The Clavell connection extends throughout Church Knowle's history. The family's memorial is in St Peter's Church; John Clavell-Richards, a later rector of Church Knowle, built the distinctive Clavell Tower folly on the clifftop near Kimmeridge Bay (moved and restored in 2008).
Mike Searle / Barnston Manor / PhotoCC BY-SA 2.0
The churchyard of St Peter's holds an unlikely industrial connection: the graves of the Pike brothers, John William Pike and William Joseph Pike, who were the dominant force in the Purbeck ball clay industry in the Victorian era, and who in 1866 brought the first steam locomotive to the Isle of Purbeck. They named it Primus.
The Pike family's involvement in Purbeck clay dates to the 18th century, when Joseph Pike established the business and his son William signed a contract with Josiah Wedgwood in 1791 to supply clay for his famous pottery. By the 19th century, the Pike Brothers firm at Furzebrook was one of Purbeck's two great clay dynasties (the other being Fayles at Norden). Ball clay, a smooth, highly plastic clay used in fine ceramics, was extracted from open-cast and later underground workings across north Purbeck, carried by narrow-gauge railway to wharves on the River Frome, and shipped out to potteries across Britain and beyond.
Also buried in the churchyard is a third brother, Warburton Pike, a man of very different inclinations. Rather than clay and locomotives, Warburton was a traveller and literary translator, and in 1881 he produced the first English translation of Dante's Inferno. The Pike family home, Bucknowle House, stands to the north-west of the village.
The village pub's name is, as Dorset Life drily observed, "somewhat misleading." The New Inn at Church Knowle is a 16th-century stone and thatched inn, in one 150-year period it had just four landlords, and today it offers hearty food, real ales, and a cosy garden ideal for walkers and dog owners. It sits directly beneath the Purbeck ridge, within easy reach of footpaths to Corfe Castle, the Blue Pool, Kimmeridge, and the Tyneham valley.
The village has no shops, the nearest are in Corfe Castle or Wareham, but the pace of life at Church Knowle retains the character of a genuinely working Dorset community. The annual village fête takes place in August in the grounds of the Old Rectory (the rectory itself is no longer a church property). An decommissioned postbox, painted black in the former Post Office facade, is a characteristic and much-photographed village detail.
Church Knowle is also home to the Margaret Green Animal Rescue Centre, a well-regarded animal welfare charity with a site open to visitors (10am–4pm).
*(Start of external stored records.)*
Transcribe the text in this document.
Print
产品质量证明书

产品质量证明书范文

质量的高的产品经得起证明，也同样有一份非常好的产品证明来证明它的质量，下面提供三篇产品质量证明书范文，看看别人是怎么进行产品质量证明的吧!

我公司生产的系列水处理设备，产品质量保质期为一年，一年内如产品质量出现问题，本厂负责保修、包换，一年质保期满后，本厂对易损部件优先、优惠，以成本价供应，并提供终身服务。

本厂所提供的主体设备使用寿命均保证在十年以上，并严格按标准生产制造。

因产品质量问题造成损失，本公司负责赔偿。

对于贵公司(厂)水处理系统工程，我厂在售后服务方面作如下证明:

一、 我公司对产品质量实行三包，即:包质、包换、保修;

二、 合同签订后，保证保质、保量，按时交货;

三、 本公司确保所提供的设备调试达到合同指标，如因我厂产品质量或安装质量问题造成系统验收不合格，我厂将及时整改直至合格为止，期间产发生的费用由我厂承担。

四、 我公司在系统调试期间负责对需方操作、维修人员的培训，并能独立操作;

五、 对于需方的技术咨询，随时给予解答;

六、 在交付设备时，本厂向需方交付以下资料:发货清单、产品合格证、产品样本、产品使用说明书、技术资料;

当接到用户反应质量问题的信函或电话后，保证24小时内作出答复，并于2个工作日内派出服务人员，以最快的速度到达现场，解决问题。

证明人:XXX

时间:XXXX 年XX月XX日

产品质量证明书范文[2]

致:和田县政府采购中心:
The centre cares for cats, horses, farm animals, rabbits, guinea pigs, and birds, and makes for a popular family stop.
Everything you need for a visit to Church Knowle.
From Wareham, take the A351 towards Corfe Castle; turn right just before the castle on the lane signposted for Church Knowle. From Corfe Castle, it is under a mile west via minor roads. Postcode: BH20 5NQ.
The New Inn (BH20 5NQ) is the village's only refreshment stop, a 16th-century thatched pub serving food year-round. There are no shops; the nearest are in Corfe Castle village.
The Margaret Green Animal Rescue Centre in the village is open 10am–4pm. It cares for a wide range of animals and welcomes visitors. Tel: 01929 480474.
Footpaths from the village lead to Corfe Castle (1.2 miles), the Blue Pool (1 mile), and the Purbeck ridge. The area is criss-crossed with bridleways suitable for cyclists and horse riders.
OS Explorer OL15 (Purbeck & South Dorset) covers Church Knowle and all surrounding walks. Grid reference for the church: SY940819.